On CNN’s November 26 Sunday show, for example, host Dana Bash asked top-ranking Democratic Sen. Richard Durbin if the amnesty disagreement would block the 2018 funding bill. The question allowed Durbin to weakly suggest that Democratic leaders would shut down the federal government if they do not get amnesty:
BASH: Will that be a demand? Will you demand that that gets done in order to get your vote on funding the government?
DURBIN: Let me tell you, I’m not prepared to go home for the holidays until we get our work done.
BASH: Is that a yes?
DURBIN: I will just leave it at that.
Bash then turned to pro-amnesty GOP Sen. Lindsey Graham, who offered Bash a less-vague threat of a government shutdown.
BASH: … Senator Graham, do you think a government shutdown is possible over this DACA issue?
GRAHAM: In Congress, anything’s possible.
“They are making Graham the stalking horse” for a supposed threat of a government shutdown, said a Hill source. The tactic allows Democrats to reach for an amnesty while pinning the blame for any shutdown on Graham, the source said. The -Graham-shutdown-if-not-amnesty threat is a “win-win [for Democrats because] they get all the gain if it is a success, and if it is not, they get none of the blame.”
The Democrats’ refusal to openly threaten a shutdown makes political sense.
The industry-funded “nation of immigrants” polls pressure Americans to say they welcome migrants, but the alternative “fairness” polls show that voters put a much higher priority on helping their families, neighbors, and fellow nationals get decent jobs in a high-tech, high-immigration, low-wage economy. That political power of that fairness priority was made clear in during the GOP primaries and again in November 2016.
Also, an amnesty for young illegals is a “top priority” for only 23 percent of American voters who identify as Independents, says a poll by Morning Consult and Politico. The no-strings amnesty was strongly opposed by 16 percent in the November survey, and likely by many of the 23 percent of people who say they have no comment or don’t know.

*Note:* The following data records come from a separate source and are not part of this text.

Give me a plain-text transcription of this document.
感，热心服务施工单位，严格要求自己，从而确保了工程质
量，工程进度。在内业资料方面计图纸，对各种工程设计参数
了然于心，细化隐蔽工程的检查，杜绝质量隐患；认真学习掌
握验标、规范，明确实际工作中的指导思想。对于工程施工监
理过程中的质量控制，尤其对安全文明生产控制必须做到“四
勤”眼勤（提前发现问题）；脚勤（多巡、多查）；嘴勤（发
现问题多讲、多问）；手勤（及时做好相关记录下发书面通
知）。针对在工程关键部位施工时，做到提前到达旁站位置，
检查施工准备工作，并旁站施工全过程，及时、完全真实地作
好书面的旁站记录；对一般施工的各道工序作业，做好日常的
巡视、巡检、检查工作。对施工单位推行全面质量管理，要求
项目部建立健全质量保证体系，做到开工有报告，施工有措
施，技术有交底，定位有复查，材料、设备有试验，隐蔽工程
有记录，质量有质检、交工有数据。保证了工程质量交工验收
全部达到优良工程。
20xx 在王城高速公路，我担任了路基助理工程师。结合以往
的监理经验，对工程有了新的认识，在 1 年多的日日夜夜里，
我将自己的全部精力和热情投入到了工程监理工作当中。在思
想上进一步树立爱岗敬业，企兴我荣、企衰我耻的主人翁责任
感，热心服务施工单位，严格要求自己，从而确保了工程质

The drop in support for the young illegals comes as a new report shows that only 1.7 percent of the ‘dreamers’ illegals have four-year college degrees. That rate is one-tenth of the 17 percent rate among Americans, and it ensures that nearly all of the migrants will rely on government aid — and on Democratic Party aid policies — during their lifetimes.
Each year, four million Americans turn 18 and begin looking for good jobs in the free market.
But the federal government inflates the supply of new labor by annually accepting 1 million new legal immigrants, by providing almost 2 million work-permits to foreigners, by providing work-visas to roughly 500,000 temporary workers and doing little to block the employment of roughly 8 million illegal immigrants.
The Washington-imposed economic policy of mass-immigration floods the market with foreign labor and spikes profits and Wall Street values by cutting salaries for manual and skilled labor offered by blue-collar and white-collar employees. It also encourages discrimination against American workers, drives up real estate prices, widens wealth-gaps, reduces high-tech investment, increases state and local tax burdens, hurts kids’ schools and college education, pushes Americans away from high-tech careers, and sidelines at least 5 million marginalized Americans and their families, including many who are now struggling with opioid addictions.